Einen Uebergang zu den, wie es scheint, von den Europäern von der Küste her eingeführten großen Giebelhäusern und den Hütten der Neger bilden die seltsamen Wohnungen der Kado-Neger in Segseg, die gewissermaßen aus Haus und Hütte zusammengesetzt sind. Zwei circa 25 Fuß von einander entfernte Hütten sind durch ein Haus oder einen Gang verbunden, und das Dach bildet mit den beiden Dächern der Hütte ein Ganzes. Nur die eine Hütte hat eine Thür, der Gang und die zweite Hütte haben nur runde Löcher, um dem Lichte Eingang zu verschaffen.

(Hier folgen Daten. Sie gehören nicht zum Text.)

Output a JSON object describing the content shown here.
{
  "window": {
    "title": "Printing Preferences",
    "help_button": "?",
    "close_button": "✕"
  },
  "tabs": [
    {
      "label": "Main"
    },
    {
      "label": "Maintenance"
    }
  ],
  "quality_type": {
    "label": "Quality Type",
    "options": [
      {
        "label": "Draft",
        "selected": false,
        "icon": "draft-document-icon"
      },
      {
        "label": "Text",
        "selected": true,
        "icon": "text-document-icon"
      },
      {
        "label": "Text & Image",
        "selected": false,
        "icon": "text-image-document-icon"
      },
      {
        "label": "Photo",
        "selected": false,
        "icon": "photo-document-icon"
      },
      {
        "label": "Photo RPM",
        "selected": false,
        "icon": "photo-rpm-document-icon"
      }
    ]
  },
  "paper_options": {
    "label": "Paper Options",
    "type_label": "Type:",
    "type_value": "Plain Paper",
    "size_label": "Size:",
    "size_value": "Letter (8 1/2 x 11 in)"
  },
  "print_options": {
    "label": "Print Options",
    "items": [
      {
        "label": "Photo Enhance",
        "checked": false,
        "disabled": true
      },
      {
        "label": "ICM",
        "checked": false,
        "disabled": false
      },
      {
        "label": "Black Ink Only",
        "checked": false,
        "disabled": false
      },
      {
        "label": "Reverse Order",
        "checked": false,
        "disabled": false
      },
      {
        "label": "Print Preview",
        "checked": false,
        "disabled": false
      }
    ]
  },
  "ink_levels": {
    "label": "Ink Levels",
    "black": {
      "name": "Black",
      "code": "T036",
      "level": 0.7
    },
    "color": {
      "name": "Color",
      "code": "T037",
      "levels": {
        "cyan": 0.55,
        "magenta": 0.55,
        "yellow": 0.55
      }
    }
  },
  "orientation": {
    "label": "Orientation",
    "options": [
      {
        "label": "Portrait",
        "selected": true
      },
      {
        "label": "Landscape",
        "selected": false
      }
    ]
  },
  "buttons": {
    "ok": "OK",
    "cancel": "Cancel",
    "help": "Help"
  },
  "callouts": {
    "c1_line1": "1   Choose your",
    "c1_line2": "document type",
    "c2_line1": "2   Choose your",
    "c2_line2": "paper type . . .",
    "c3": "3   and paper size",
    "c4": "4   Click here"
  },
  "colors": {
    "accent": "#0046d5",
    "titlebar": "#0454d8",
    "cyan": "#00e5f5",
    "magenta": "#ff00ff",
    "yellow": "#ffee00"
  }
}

Hier zu erwähnen sind auch noch jene kleinen Hütten für die Fetische. Manchmal sind dies nur auf Pfählen ruhende Strohdächer, unter welchen die Götter Schutz gegen die Sonne und den Regen finden, manchmal aber auch ordentlich eingerichtete Hütten. Aber jedesmal findet man sie in bedeutend verkleinertem Maßstabe. Eine Fetischhütte ist nie höher als 4 bis 5 Fuß und hat an der Basis gewöhnlich 3 bis 4 Fuß Durchmesser. Oft steht ein Fetisch oder eine ganze Fetischfamilie nur auf einem Thonteller, der circa 1 Fuß hoch, nach oben sich verjüngt und circa 3 bis 4 Fuß im Durchmesser hat. Außerdem hat jede Hütte in den Gegenden, wo Fetischismus betrieben wird, einen Fetisch in seiner Hütte, der oft aus Thon oder Holz geformt, oft aber nur ein Bild oder Relief an der Hüttenwand ist.

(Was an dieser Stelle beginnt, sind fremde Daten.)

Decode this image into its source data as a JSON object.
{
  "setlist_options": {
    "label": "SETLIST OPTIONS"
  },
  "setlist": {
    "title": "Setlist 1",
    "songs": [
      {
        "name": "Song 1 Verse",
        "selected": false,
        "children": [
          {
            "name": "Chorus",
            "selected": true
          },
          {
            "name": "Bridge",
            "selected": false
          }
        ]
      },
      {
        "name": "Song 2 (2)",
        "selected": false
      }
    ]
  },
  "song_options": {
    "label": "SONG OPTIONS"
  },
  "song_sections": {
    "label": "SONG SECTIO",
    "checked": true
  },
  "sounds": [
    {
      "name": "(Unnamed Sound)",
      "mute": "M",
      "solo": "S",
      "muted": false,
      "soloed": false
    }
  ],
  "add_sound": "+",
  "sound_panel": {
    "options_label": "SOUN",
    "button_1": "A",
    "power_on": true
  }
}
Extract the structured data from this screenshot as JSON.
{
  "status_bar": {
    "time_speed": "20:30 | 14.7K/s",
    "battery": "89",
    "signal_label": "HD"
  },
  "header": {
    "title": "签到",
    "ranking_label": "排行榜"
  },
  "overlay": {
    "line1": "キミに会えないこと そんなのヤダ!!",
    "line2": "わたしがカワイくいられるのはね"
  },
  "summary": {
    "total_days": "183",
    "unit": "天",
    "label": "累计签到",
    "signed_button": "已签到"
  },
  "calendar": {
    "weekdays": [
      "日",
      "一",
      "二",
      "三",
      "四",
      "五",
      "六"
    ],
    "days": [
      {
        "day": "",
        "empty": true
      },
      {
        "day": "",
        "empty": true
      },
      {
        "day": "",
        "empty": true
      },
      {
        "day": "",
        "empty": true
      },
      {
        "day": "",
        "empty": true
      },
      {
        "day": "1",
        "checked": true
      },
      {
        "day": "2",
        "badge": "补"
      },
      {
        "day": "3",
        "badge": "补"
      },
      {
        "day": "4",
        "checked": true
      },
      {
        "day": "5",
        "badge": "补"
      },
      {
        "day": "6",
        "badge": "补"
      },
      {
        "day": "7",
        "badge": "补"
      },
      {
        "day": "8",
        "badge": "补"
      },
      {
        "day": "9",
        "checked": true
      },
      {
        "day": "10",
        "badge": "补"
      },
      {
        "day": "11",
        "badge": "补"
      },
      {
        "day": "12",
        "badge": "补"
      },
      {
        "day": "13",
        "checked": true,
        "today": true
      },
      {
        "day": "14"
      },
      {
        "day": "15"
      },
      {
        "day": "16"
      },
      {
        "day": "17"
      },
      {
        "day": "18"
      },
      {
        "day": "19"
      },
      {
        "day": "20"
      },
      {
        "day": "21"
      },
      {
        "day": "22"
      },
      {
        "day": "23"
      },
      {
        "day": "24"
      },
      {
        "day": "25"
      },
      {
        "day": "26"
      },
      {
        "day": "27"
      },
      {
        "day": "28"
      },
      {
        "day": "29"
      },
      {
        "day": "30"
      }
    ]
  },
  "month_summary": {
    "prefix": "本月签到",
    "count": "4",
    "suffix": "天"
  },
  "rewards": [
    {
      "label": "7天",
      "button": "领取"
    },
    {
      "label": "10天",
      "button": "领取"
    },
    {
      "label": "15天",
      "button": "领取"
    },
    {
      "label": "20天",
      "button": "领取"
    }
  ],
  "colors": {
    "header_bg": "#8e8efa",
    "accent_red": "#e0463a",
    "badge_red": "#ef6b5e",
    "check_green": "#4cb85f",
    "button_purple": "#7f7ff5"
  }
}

Je mehr man sich dem Niger nähert, desto andere Bauformen finden wir gäng und gäbe. Freilich bleibt auch hier die runde Hütte noch immer die eigentliche Nationalbehausung der Neger; aber wir finden nun bei den Wohnungen der Fürsten, der Großen und Reichen keineswegs mehr große, nach arabischer Art mit plattem Dache versehene Häuser, sondern Gebäude, die nach Art der europäischen ein Giebeldach haben. In Imaha, in Ogbomoscho und Ibadan haben die Fürsten die großartigsten Giebelbauten, bei denen europäischer Einfluß wohl kaum zu leugnen ist.

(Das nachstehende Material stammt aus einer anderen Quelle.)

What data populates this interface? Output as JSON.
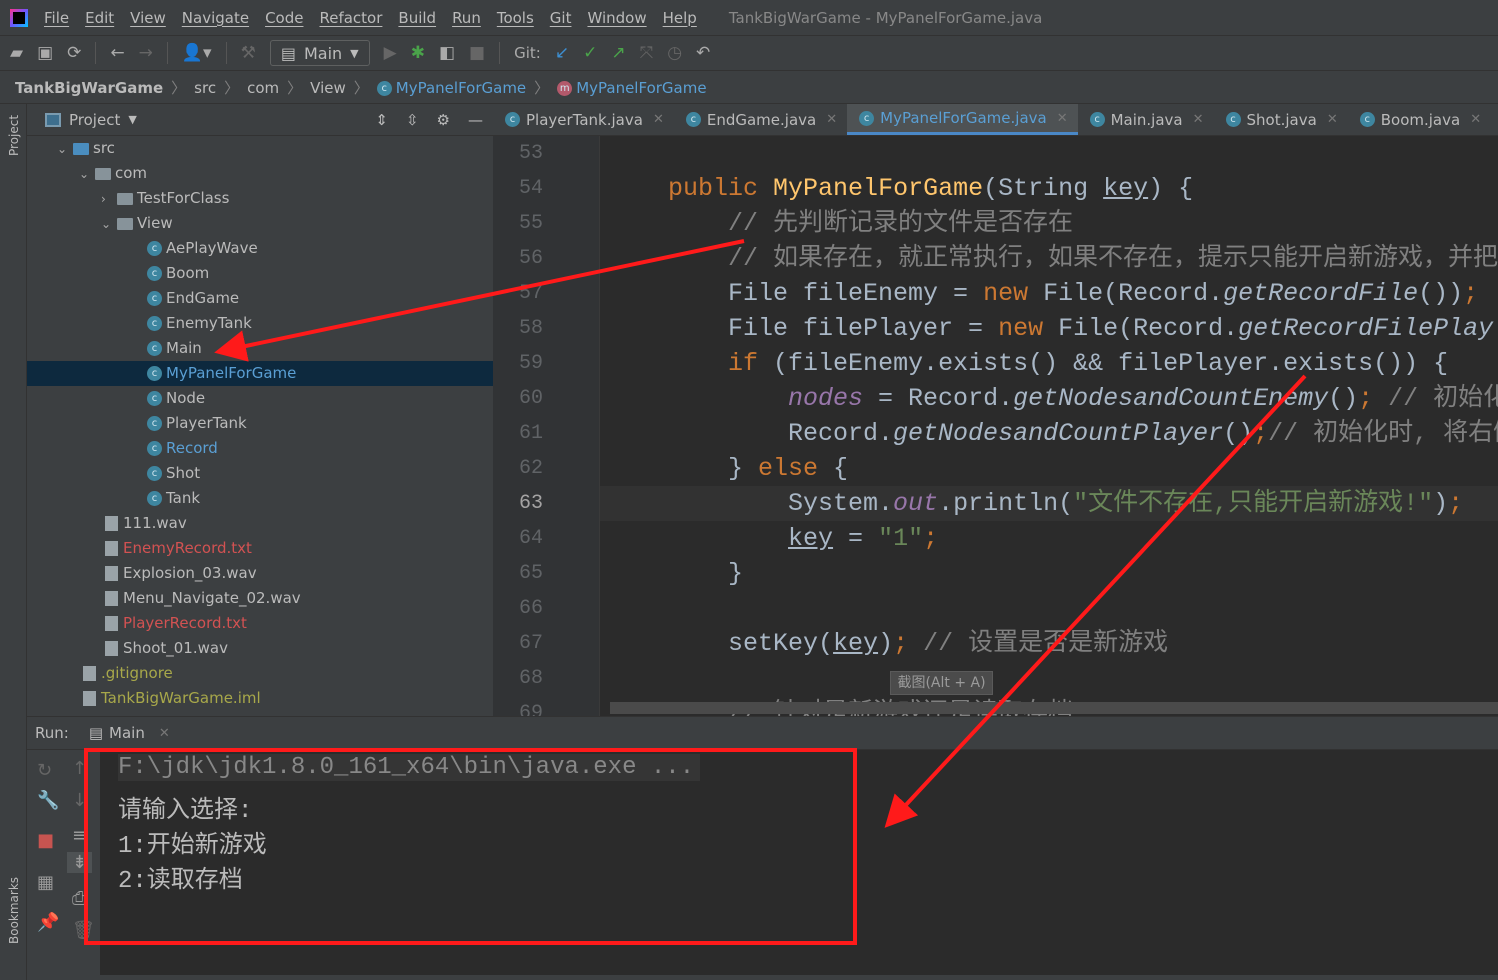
{
  "window_title": "TankBigWarGame - MyPanelForGame.java",
  "menu": [
    "File",
    "Edit",
    "View",
    "Navigate",
    "Code",
    "Refactor",
    "Build",
    "Run",
    "Tools",
    "Git",
    "Window",
    "Help"
  ],
  "toolbar": {
    "run_config": "Main",
    "git_label": "Git:"
  },
  "breadcrumb": [
    "TankBigWarGame",
    "src",
    "com",
    "View",
    "MyPanelForGame",
    "MyPanelForGame"
  ],
  "left_strip": {
    "project": "Project",
    "bookmarks": "Bookmarks"
  },
  "project_panel": {
    "title": "Project"
  },
  "tree": [
    {
      "label": "src",
      "kind": "srcfolder",
      "depth": 0,
      "arrow": "down"
    },
    {
      "label": "com",
      "kind": "folder",
      "depth": 1,
      "arrow": "down"
    },
    {
      "label": "TestForClass",
      "kind": "folder",
      "depth": 2,
      "arrow": "right"
    },
    {
      "label": "View",
      "kind": "folder",
      "depth": 2,
      "arrow": "down"
    },
    {
      "label": "AePlayWave",
      "kind": "class",
      "depth": 3
    },
    {
      "label": "Boom",
      "kind": "class",
      "depth": 3
    },
    {
      "label": "EndGame",
      "kind": "class",
      "depth": 3
    },
    {
      "label": "EnemyTank",
      "kind": "class",
      "depth": 3
    },
    {
      "label": "Main",
      "kind": "class",
      "depth": 3
    },
    {
      "label": "MyPanelForGame",
      "kind": "class",
      "depth": 3,
      "selected": true,
      "color": "#5a9fd4"
    },
    {
      "label": "Node",
      "kind": "class",
      "depth": 3
    },
    {
      "label": "PlayerTank",
      "kind": "class",
      "depth": 3
    },
    {
      "label": "Record",
      "kind": "class",
      "depth": 3,
      "color": "#5a9fd4"
    },
    {
      "label": "Shot",
      "kind": "class",
      "depth": 3
    },
    {
      "label": "Tank",
      "kind": "class",
      "depth": 3
    },
    {
      "label": "111.wav",
      "kind": "file",
      "depth": 1
    },
    {
      "label": "EnemyRecord.txt",
      "kind": "file",
      "depth": 1,
      "color": "#d25252"
    },
    {
      "label": "Explosion_03.wav",
      "kind": "file",
      "depth": 1
    },
    {
      "label": "Menu_Navigate_02.wav",
      "kind": "file",
      "depth": 1
    },
    {
      "label": "PlayerRecord.txt",
      "kind": "file",
      "depth": 1,
      "color": "#d25252"
    },
    {
      "label": "Shoot_01.wav",
      "kind": "file",
      "depth": 1
    },
    {
      "label": ".gitignore",
      "kind": "file",
      "depth": 0,
      "color": "#a8a84a"
    },
    {
      "label": "TankBigWarGame.iml",
      "kind": "file",
      "depth": 0,
      "color": "#a8a84a"
    }
  ],
  "tabs": [
    {
      "label": "PlayerTank.java"
    },
    {
      "label": "EndGame.java"
    },
    {
      "label": "MyPanelForGame.java",
      "active": true
    },
    {
      "label": "Main.java"
    },
    {
      "label": "Shot.java"
    },
    {
      "label": "Boom.java"
    },
    {
      "label": "R"
    }
  ],
  "editor": {
    "current_line": 63,
    "lines": [
      {
        "n": 53,
        "tokens": []
      },
      {
        "n": 54,
        "tokens": [
          [
            "    ",
            ""
          ],
          [
            "public ",
            "kw"
          ],
          [
            "MyPanelForGame",
            "fn"
          ],
          [
            "(String ",
            ""
          ],
          [
            "key",
            "ul"
          ],
          [
            ") {",
            ""
          ]
        ]
      },
      {
        "n": 55,
        "tokens": [
          [
            "        ",
            ""
          ],
          [
            "// 先判断记录的文件是否存在",
            "cm"
          ]
        ]
      },
      {
        "n": 56,
        "tokens": [
          [
            "        ",
            ""
          ],
          [
            "// 如果存在，就正常执行，如果不存在，提示只能开启新游戏，并把",
            "cm"
          ]
        ]
      },
      {
        "n": 57,
        "tokens": [
          [
            "        File fileEnemy = ",
            ""
          ],
          [
            "new ",
            "kw"
          ],
          [
            "File(Record.",
            ""
          ],
          [
            "getRecordFile",
            "it"
          ],
          [
            "())",
            ""
          ],
          [
            ";",
            "kw"
          ]
        ]
      },
      {
        "n": 58,
        "tokens": [
          [
            "        File filePlayer = ",
            ""
          ],
          [
            "new ",
            "kw"
          ],
          [
            "File(Record.",
            ""
          ],
          [
            "getRecordFilePlay",
            "it"
          ]
        ]
      },
      {
        "n": 59,
        "tokens": [
          [
            "        ",
            ""
          ],
          [
            "if ",
            "kw"
          ],
          [
            "(fileEnemy.exists() && filePlayer.exists()) {",
            ""
          ]
        ]
      },
      {
        "n": 60,
        "tokens": [
          [
            "            ",
            ""
          ],
          [
            "nodes",
            "fld"
          ],
          [
            " = Record.",
            ""
          ],
          [
            "getNodesandCountEnemy",
            "it"
          ],
          [
            "()",
            ""
          ],
          [
            "; ",
            "kw"
          ],
          [
            "// 初始化",
            "cm"
          ]
        ]
      },
      {
        "n": 61,
        "tokens": [
          [
            "            Record.",
            ""
          ],
          [
            "getNodesandCountPlayer",
            "it"
          ],
          [
            "()",
            ""
          ],
          [
            ";",
            "kw"
          ],
          [
            "// 初始化时, 将右侧",
            "cm"
          ]
        ]
      },
      {
        "n": 62,
        "tokens": [
          [
            "        } ",
            ""
          ],
          [
            "else ",
            "kw"
          ],
          [
            "{",
            ""
          ]
        ]
      },
      {
        "n": 63,
        "tokens": [
          [
            "            System.",
            ""
          ],
          [
            "out",
            "fld"
          ],
          [
            ".println(",
            ""
          ],
          [
            "\"文件不存在,只能开启新游戏!\"",
            "st"
          ],
          [
            ")",
            ""
          ],
          [
            ";",
            "kw"
          ]
        ]
      },
      {
        "n": 64,
        "tokens": [
          [
            "            ",
            ""
          ],
          [
            "key",
            "ul"
          ],
          [
            " = ",
            ""
          ],
          [
            "\"1\"",
            "st"
          ],
          [
            ";",
            "kw"
          ]
        ]
      },
      {
        "n": 65,
        "tokens": [
          [
            "        }",
            ""
          ]
        ]
      },
      {
        "n": 66,
        "tokens": []
      },
      {
        "n": 67,
        "tokens": [
          [
            "        setKey(",
            ""
          ],
          [
            "key",
            "ul"
          ],
          [
            ")",
            ""
          ],
          [
            "; ",
            "kw"
          ],
          [
            "// 设置是否是新游戏",
            "cm"
          ]
        ]
      },
      {
        "n": 68,
        "tokens": []
      },
      {
        "n": 69,
        "tokens": [
          [
            "        ",
            ""
          ],
          [
            "// 针对是新游戏还是读取存档",
            "cm"
          ]
        ]
      }
    ],
    "tooltip": "截图(Alt + A)"
  },
  "run": {
    "label": "Run:",
    "tab": "Main",
    "console": [
      "F:\\jdk\\jdk1.8.0_161_x64\\bin\\java.exe ...",
      "请输入选择:",
      "1:开始新游戏",
      "2:读取存档"
    ]
  },
  "colors": {
    "annotation": "#ff1a1a",
    "selection": "#0d293e",
    "accent": "#4a88c7"
  }
}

Die Fürstenwohnung in Illori ist der Art, daß sie ein längliches Viereck von 150 Fuß Länge auf 30 Fuß Breite bildet. Die Seitenmauern, circa 6 Fuß hoch und 2 Zoll dick, aus gestampftem Thon errichtet, tragen ein unverhältnißmäßiges hohes Strohdach à cheval, dessen überstehende Seitenwände über die Mauern hinausreichen, so daß sie fast den Erdboden berühren. Der Raum, der hierdurch entsteht, giebt einen schattigen Ruheplatz für die zahlreichen Sclaven ab. Im Innern läuft längs der einen Wand ein Corridor, und von diesem aus kommt man mittelst niedriger Thüren in die verschiedenen Zimmer, von denen einige einen aparten Bodenabschluß haben, andere aber frei bis unter das Dach hinaufreichen.
Höchst eigenthümlich fand Dr. Nachtigal die heidnischen Bewohner im südlichen Bagermi wohnen. Fortwährend den Ueberfällen der mohammedanischen Bevölkerung ausgesetzt, haben sie ihre Wohnungen gleich den Vögeln auf den Bäumen errichtet, und der gewaltige Baumwollenbaum (Bembax. cottontree) eignet sich vortrefflich dazu, derartige Behausungen zu empfangen: Der Baumwollenbaum gehört zu den Riesen der centralafrikanischen Vegetation. Ungefähr 50 Fuß hoch vom Boden, gehen von seinem colossalen Stamme starke horizontal verlaufende Aeste ab. Auf diese legen die Bagermi-Bewohner Balken und errichten darauf ihre Hütten; selbst der Viehstand wird in Zeiten der Gefahr mit nach oben gezogen. Mittelst einer aufziehbaren Strickleiter gelangen die Eigentümer hinauf. In der Nacht werden nach Nachtigal nie Feindseligkeiten unternommen, so daß während dieser Zeit die Inwohner eines solchen Baumdorfes ihre Vorräthe an Wasser und Lebensmitteln machen können. Und da in Bagermi der Gebrauch der Schießwaffe noch nicht eingeführt ist, so gewinnen die Besitzer in ihren hohen, luftigen Bauten eine ziemliche Sicherheit.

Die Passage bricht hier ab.